Sandwiches and Sympathy

I’ve a former colleague whom I’ve known since the 1960s. We’re both long retired and occasionally meet for lunch. This used to be beer and sandwiches but now it’s more likely to be tea and sandwiches, not because of any conversion to abstinence but, with pubs fighting for their lives, one can never be sure what sort of pint is likely to be served. Decent beer has to have a regular turnover. If not it becomes sour. I could go on but won’t. Our early years as colleagues were spent in Fleet Street, where pubs had a pretty good turnover.

My friend, who is older even than I am, has a quirk of character which makes him seem inwardly to struggle for breath if he is anywhere near a green field –  not because he has a physical allergy but because the environment is totally alien to him.

Since I moved from London we have tried various places to meet but it has become clear that he will be uncomfortable anywhere except where the traffic roars, buildings are high and there are shopping malls – I think that is the word.

I do not mock this. When  Mrs Llew and I lived in North London I knew people who spent all day at Brent Cross shopping centre. They were bereaved and this made them feel close to life. My friend has always lived alone.

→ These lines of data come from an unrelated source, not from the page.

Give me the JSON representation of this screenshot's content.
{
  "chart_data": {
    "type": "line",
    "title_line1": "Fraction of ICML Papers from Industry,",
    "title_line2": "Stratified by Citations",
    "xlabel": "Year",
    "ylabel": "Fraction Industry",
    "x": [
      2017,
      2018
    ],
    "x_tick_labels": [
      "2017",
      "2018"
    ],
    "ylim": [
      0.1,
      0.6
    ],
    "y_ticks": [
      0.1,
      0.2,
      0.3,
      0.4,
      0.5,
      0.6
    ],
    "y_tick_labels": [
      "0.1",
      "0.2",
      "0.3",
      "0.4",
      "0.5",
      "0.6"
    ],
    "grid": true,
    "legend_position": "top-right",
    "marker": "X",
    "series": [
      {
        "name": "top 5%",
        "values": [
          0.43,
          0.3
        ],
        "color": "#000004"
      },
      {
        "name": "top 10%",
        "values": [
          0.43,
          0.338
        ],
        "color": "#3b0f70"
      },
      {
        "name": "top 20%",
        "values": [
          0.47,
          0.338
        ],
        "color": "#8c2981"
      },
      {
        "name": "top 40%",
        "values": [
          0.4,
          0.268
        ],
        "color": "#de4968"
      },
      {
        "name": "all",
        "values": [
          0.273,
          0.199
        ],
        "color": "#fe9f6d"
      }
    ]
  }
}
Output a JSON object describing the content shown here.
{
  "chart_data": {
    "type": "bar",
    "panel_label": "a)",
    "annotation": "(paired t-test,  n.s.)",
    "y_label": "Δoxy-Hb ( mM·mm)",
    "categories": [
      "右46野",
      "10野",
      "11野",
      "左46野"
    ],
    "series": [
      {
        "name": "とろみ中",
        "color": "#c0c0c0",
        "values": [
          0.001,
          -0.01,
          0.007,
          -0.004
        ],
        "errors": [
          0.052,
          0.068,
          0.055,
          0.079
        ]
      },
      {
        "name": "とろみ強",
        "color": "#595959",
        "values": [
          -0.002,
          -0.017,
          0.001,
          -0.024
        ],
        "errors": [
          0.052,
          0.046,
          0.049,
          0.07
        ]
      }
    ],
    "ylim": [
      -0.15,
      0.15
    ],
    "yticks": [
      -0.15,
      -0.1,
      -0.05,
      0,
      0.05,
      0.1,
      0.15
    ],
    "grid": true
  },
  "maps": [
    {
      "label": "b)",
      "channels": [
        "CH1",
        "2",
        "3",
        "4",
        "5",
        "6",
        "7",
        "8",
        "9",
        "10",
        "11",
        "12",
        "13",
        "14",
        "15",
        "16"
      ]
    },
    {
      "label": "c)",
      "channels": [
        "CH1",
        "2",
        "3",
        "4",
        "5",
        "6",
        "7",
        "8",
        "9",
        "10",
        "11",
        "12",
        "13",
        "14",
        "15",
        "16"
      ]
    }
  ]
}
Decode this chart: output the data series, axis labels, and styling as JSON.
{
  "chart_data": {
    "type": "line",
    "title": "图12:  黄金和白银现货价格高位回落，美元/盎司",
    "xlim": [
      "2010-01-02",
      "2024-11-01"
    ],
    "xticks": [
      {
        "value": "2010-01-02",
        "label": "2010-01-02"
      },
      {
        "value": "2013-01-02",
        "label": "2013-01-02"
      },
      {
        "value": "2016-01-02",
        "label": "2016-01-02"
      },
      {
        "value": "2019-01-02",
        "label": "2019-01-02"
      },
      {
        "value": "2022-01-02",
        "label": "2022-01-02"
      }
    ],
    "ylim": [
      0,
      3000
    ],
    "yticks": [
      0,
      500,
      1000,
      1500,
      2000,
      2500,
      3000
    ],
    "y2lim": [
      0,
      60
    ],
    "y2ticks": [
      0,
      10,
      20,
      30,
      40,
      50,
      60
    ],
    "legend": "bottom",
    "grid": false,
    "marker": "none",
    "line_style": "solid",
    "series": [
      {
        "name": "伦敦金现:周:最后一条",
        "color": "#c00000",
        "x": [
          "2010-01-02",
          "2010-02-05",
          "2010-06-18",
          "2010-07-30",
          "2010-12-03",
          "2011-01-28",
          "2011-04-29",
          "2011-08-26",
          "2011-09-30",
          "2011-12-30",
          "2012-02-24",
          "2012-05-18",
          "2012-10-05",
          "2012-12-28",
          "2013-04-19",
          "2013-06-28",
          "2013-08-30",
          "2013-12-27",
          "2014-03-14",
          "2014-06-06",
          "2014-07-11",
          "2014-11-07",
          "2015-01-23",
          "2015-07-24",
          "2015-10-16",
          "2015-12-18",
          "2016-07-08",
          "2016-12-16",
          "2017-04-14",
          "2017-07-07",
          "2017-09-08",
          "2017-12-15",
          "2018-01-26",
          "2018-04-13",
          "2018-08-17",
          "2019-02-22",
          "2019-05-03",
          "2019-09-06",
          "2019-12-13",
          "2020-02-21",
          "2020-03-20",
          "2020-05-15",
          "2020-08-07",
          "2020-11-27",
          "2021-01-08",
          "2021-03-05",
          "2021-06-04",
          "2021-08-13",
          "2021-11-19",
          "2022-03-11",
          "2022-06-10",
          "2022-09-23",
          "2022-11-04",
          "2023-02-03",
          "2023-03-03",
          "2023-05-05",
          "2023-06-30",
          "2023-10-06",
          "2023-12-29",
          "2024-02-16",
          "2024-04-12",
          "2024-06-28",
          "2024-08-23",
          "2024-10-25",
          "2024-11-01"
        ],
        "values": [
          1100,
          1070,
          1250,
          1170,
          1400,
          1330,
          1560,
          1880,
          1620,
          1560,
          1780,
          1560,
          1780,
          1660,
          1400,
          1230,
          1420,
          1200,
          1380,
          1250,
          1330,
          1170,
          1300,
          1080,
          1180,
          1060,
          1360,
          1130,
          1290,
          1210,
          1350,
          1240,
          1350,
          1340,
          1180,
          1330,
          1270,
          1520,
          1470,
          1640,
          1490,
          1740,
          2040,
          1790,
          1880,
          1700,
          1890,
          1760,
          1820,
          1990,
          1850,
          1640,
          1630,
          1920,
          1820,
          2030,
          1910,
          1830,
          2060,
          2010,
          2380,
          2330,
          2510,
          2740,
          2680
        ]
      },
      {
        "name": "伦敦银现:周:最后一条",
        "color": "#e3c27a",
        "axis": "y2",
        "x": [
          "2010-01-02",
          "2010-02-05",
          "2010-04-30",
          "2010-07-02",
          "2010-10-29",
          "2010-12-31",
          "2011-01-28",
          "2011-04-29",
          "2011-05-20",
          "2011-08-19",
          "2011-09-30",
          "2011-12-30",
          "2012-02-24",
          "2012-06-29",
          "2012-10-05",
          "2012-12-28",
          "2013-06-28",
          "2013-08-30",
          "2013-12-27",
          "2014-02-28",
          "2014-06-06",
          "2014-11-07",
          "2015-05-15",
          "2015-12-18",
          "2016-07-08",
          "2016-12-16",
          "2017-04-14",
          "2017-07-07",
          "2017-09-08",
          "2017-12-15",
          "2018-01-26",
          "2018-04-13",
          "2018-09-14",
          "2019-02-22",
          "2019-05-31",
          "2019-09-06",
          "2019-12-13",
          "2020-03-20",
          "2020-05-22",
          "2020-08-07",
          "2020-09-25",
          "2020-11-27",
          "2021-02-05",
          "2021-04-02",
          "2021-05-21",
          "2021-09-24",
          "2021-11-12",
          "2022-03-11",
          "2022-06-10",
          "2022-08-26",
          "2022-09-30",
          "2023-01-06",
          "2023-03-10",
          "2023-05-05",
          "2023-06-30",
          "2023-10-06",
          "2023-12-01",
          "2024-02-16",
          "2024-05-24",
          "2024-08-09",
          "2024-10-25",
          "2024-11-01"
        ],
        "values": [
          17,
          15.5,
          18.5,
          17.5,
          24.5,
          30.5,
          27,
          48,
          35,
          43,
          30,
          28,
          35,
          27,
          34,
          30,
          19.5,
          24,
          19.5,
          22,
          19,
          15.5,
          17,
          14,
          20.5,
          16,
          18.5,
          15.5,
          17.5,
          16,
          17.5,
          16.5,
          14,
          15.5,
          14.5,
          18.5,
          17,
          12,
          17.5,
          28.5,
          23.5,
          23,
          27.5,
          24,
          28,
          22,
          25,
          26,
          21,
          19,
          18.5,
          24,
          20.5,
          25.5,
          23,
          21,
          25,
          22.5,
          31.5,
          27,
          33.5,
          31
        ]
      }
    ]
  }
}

And so, today I braved a market town in the next county which has a railway station. It has a cobbled market square and an ancient church on a hill, below which the dual carriageways roar. Walkways abound and fifty yard ramps soar. A multi-storey car park is a terrifying vertical maze – much of it seeming to be set aside for our ‘servants’ who work for the local authority.

I parked my car, met my friend and we went for tea and sandwiches in the mall.

We made our way via the underground, deafening bus station. Up the lift and into the relative peace of  the mall’s canned music we went,  and settled in the café area.

As we chatted  I saw a young woman sitting at a nearby table. She seemed utterly still: watchful, but without anxiety. Every so often she would take a tissue from a bag and reach across. Meanwhile she proceeded with her meal.  Next to her was a man, an Asian, equally tranquil, also quietly attentive. Occasionally they would exchange a quiet word.

This  young woman had the manner of a mother keeping a quiet, alert eye on her child. But the recipient of her attention was not a child.  He was a middle-aged man who was tucking  into a cooked lunch. He too seemed comfortable with the situation. I think one would describe him now as someone with learning difficulties. When he had finished eating the young woman’s associate/ colleague? assisted him with his can of Cola.

I was utterly taken with the appearance of relaxed love on the part of those caring for  this man. As I left I smiled at the young woman. She looked surprised and I wondered if I had seemed patronising – or intrusive.

Before I drove off, gasping for the green vale five minutes away, my friend and I  went looking for Holland and Barrett’s dandelion capsules (saves postage). We saw the little trio again.

The young woman looked at me – and smiled.